This Tuesday morning, 3 departments of the Northern Alps are still placed by Météo-France on orange avalanche vigilanceat least until 10 a.m.: Savoie, Haute-Savoie and Isèrewhere almost a meter of snow has sometimes fallen since Sunday. This avalanche risk is assessed by the snow forecasters who work for Météo-France. These snow scientists are scientists who study snow and avalanches, analyzing what is called snow coverin other words the layer of snow.
To collect the data necessary for their calculations, snow experts use both automatic weather stationsbut also their own senses : they move around the ground, look at the snow, cut it up, touch it and listen to its sounds. Thanks to all these observations, they determine if in this snow cover, the snow is unstable and risks falling off. Everything obviously depends on the amount of snow fallenof humidityof the temperatureof vent a you mountain slope profile.

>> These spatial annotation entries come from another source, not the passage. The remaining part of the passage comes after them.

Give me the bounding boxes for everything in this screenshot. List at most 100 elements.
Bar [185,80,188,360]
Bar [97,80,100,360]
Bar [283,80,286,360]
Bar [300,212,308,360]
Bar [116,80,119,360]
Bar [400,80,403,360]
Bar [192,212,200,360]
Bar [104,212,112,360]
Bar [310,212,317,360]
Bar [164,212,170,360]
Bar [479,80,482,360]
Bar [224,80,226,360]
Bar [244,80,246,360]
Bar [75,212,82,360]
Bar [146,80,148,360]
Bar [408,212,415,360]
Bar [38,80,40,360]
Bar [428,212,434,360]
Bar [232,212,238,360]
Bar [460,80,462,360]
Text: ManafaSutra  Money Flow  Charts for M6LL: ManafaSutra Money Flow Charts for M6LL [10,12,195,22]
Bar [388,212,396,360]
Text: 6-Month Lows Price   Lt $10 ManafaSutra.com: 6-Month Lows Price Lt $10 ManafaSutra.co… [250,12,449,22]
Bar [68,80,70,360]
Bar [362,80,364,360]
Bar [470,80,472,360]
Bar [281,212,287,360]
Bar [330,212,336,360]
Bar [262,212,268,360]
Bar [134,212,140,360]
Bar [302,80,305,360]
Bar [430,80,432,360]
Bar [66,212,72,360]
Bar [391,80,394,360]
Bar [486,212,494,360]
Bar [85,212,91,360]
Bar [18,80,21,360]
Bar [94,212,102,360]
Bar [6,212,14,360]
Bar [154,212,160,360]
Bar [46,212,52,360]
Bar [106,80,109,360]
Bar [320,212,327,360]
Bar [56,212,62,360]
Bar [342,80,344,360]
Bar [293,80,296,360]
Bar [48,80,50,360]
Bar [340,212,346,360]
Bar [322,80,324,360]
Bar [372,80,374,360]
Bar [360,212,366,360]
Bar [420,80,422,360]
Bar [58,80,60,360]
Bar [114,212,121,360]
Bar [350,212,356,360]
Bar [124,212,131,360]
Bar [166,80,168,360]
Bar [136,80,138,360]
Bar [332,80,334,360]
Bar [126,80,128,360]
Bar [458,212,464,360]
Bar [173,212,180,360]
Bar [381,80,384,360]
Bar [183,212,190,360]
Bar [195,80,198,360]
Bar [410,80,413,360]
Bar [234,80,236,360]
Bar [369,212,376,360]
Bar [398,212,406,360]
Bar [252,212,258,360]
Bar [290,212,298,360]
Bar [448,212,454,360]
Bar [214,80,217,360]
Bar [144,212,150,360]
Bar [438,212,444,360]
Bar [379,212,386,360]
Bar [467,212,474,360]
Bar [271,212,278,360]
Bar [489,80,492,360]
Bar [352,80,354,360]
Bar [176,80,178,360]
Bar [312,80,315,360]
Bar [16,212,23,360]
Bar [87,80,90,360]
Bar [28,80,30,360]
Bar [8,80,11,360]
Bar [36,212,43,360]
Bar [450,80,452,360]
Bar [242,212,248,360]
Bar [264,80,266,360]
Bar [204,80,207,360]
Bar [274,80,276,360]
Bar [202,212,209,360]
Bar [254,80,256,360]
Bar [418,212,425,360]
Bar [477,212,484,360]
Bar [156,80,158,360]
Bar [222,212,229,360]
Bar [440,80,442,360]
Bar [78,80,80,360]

These clever calculations then make it possible to determine the risk of avalanches in the 37 mountainous areas of the country, for example Mont-Blanc, Vanoise or Maurienne. This risk is assessed on a scale of 1 to 51 being low risk. Level 4, high risk, results in orange vigilance, and level 5/5, very high risk, results in red avalanche vigilance. : this only happened twice, for example in Savoie in January 2018.
3 different types of avalanches
What complicates the forecast is thatthere are three different types of avalanches. First the powder avalanches : this is snow which has just fallen (and this is what we fear at the moment), which does not stick and which can break loose in the form of spontaneous avalanches, notably due to wind.
THE slab avalanches occur when the different layers of snow do not have the same consistency, for example dry snow covering wet snow or vice versa: a simple skier, even a light one, can then trigger the avalanche. Finally, the wet snow avalanches occur when the snow is saturated with water, when it melts, most often in spring or in the event of sudden mild spells and rain.
Furthermore, you may have already heard the term “snow flow” : this is a small avalanche. We use this expression in mid-mountains, in the Vosges, the Jura and the Massif Central, where avalanches are much rarer, unlike in the Alps and the Pyrenees. In all cases, great caution is required: no off-piste skiing or hiking without a guide!